銘は「祢々切丸」という。護身用にとリクオが譲り受けたものだ···。


刃こぼれを見ているリクオを見ていると、彼の横にある障子が開いてその隙間から小妖怪たちがこちらを覗き込んでいるのが見えた。あいつら何してんだ。



「リクオ様が···長ドスの刃こぼれのチェックをしてる···」
「まさか人間時の姿で」
「ここまで妖怪任侠の世界に足を入れるとは···若頭襲名がやる気を出させましたかな」



丸聞こえだっつーの。


はぁ···と溜息を吐くとリクオがそんな小妖怪たちに「あ!!こら、何見てんの!!」と声をかける。そして祢々切丸を置いて立ち上がると障子を開いて、覗き見ていた氷麗や小妖怪たちに指示を飛ばす。氷麗や青田坊に黒田坊まで何してんだあいつら。



「ちゃんと指示したとおりいつでも臨戦態勢だよ!!ホラ、青田坊も黒田坊もそっち!!」
「ハイ!」
「つららも!」
「ハ···ハイー」



蜘蛛の子を散らすようにそそくさと退散する皆に指示を出すリクオを後ろから見ていると松の木の所で牛鬼と木魚達磨が話しているのが見えて、そちらに足を向けた。そっと二人に気づかれないように二人の背後へと回る。



「私たちが望んでいた姿ですな···」
「うむ···あの時の言葉···本当に実践されていて嬉しい限り···」



あの時ってなんだ?


私と同じように頭に「?」を浮かべている木魚達磨に気づかず牛鬼は「多少作戦が荒いですが見守りましょう」と告げた。そんな二人の後ろに歩み寄り、クスッと笑みを溢すと二人はハッと私を振り返る。



「姫様···」
「神夜様」
『総大将がいない中、よくやってるんじゃない···?』



ワイワイと騒いでいるリクオに視線を向けるとそれにつられて木魚達磨と牛鬼の視線も彼に向いた。
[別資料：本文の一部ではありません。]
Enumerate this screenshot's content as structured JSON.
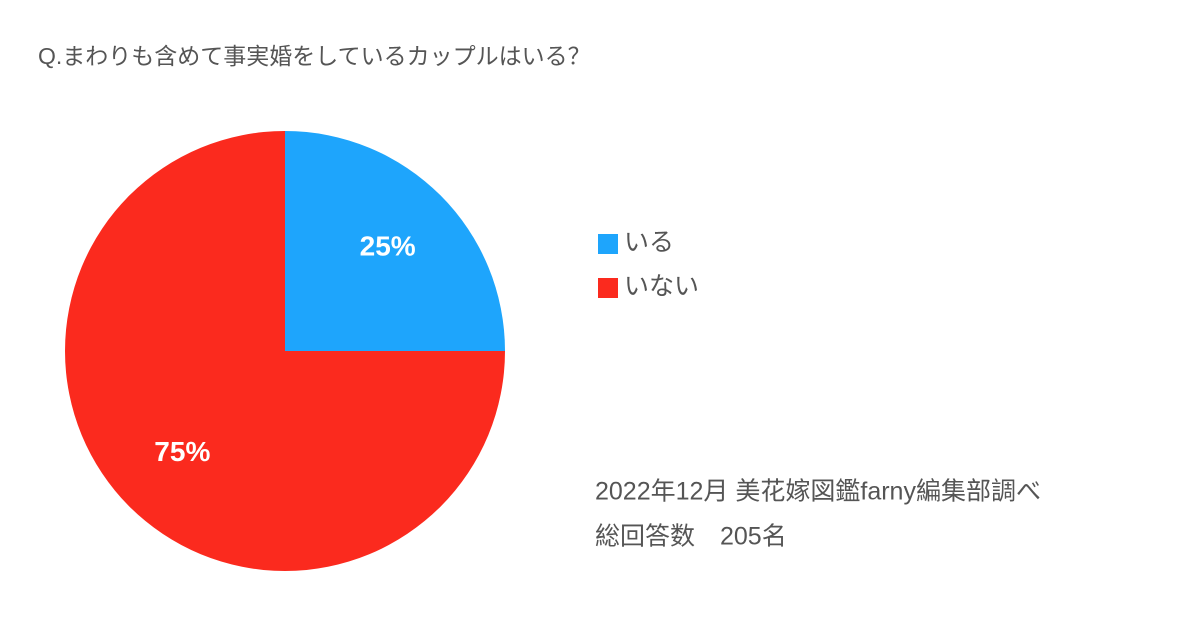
{
  "chart_data": {
    "type": "pie",
    "title": "Q.まわりも含めて事実婚をしているカップルはいる？",
    "categories": [
      "いる",
      "いない"
    ],
    "values": [
      25,
      75
    ],
    "value_labels": [
      "25%",
      "75%"
    ],
    "colors": [
      "#1ea5fc",
      "#fb2a1e"
    ],
    "legend": "right",
    "annotations": [
      "2022年12月 美花嫁図鑑farny編集部調べ",
      "総回答数　205名"
    ]
  }
}
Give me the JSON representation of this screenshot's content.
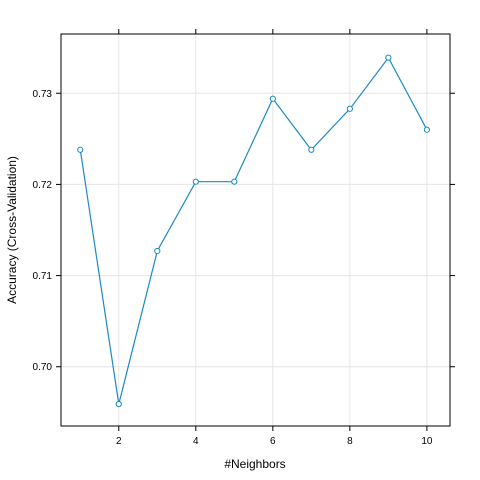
{
  "chart_data": {
    "type": "line",
    "title": "",
    "xlabel": "#Neighbors",
    "ylabel": "Accuracy (Cross-Validation)",
    "xlim": [
      0.5,
      10.6
    ],
    "ylim": [
      0.6935,
      0.7365
    ],
    "xticks": [
      2,
      4,
      6,
      8,
      10
    ],
    "yticks": [
      0.7,
      0.71,
      0.72,
      0.73
    ],
    "ytick_labels": [
      "0.70",
      "0.71",
      "0.72",
      "0.73"
    ],
    "grid": true,
    "legend": "none",
    "series_color": "#1c89c2",
    "x": [
      1,
      2,
      3,
      4,
      5,
      6,
      7,
      8,
      9,
      10
    ],
    "y": [
      0.7238,
      0.6959,
      0.7127,
      0.7203,
      0.7203,
      0.7294,
      0.7238,
      0.7283,
      0.7339,
      0.726
    ]
  }
}
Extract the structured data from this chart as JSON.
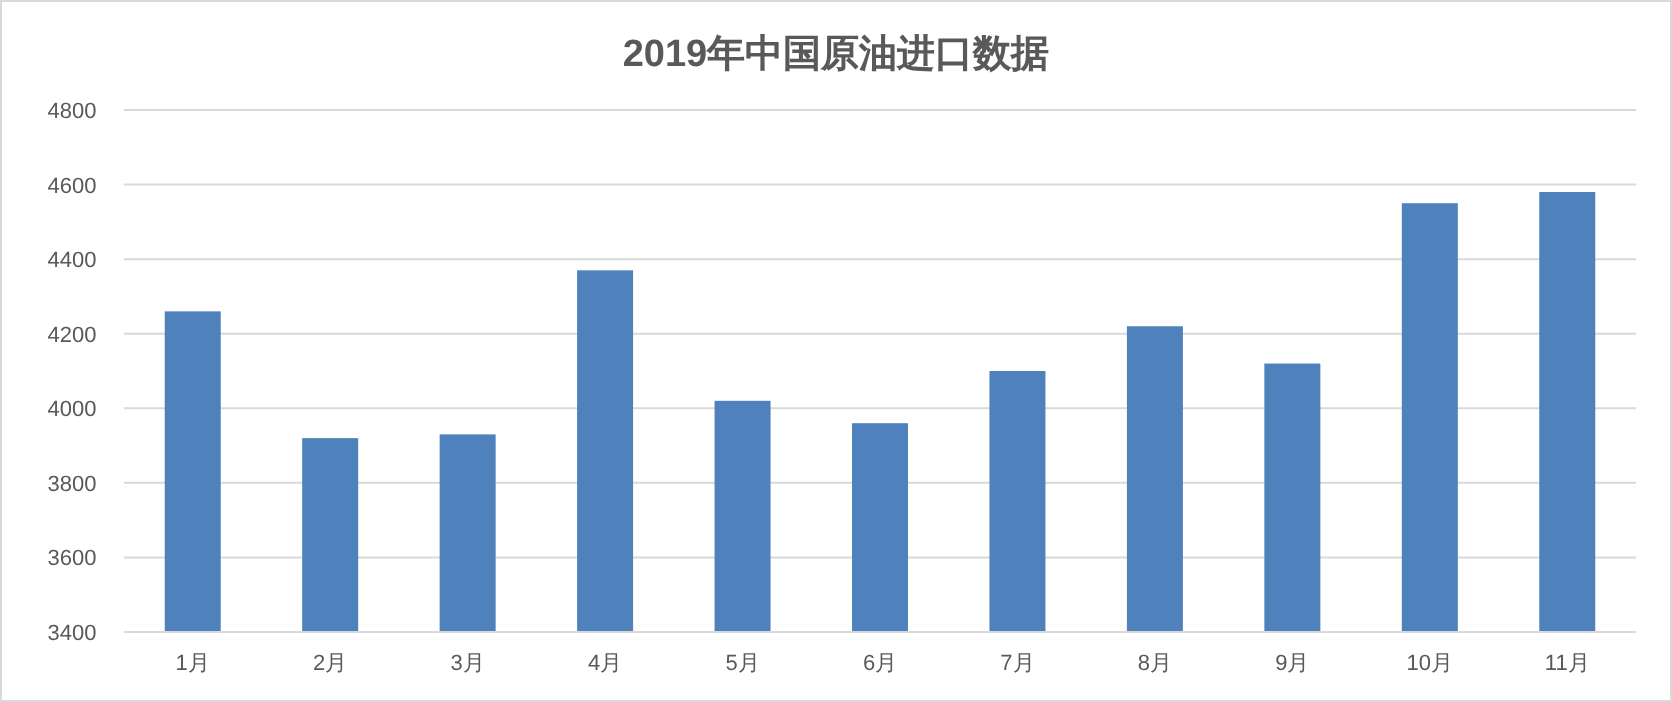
{
  "chart_data": {
    "type": "bar",
    "title": "2019年中国原油进口数据",
    "categories": [
      "1月",
      "2月",
      "3月",
      "4月",
      "5月",
      "6月",
      "7月",
      "8月",
      "9月",
      "10月",
      "11月"
    ],
    "values": [
      4260,
      3920,
      3930,
      4370,
      4020,
      3960,
      4100,
      4220,
      4120,
      4550,
      4580
    ],
    "color": "#4f81bd",
    "ylim": [
      3400,
      4800
    ],
    "yticks": [
      3400,
      3600,
      3800,
      4000,
      4200,
      4400,
      4600,
      4800
    ],
    "grid": "y"
  }
}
ザワ···と目の前で揺れる枝垂桜を見つめるリクオ。そこは牛頭丸と馬頭丸がいつもいた場所だ。そして、旧鼠の時、人間のリクオと妖怪のリクオが入れ替わった場所と、鴉天狗から聞いた。


───まだ、皆を仕切るには初心者のリクオ。そんな彼に立ちはだかるのは四国妖怪。



『さて、どうなることやら···』



私の元にヒラリと舞い落ちてきた桜を掌の上に乗せて、ふうっと息を吹きかけるとそれは高く舞い上がる。舞い上がった桜を一瞥して今だ騒いでいるリクオ達を横目に私は自室へと足を向けた。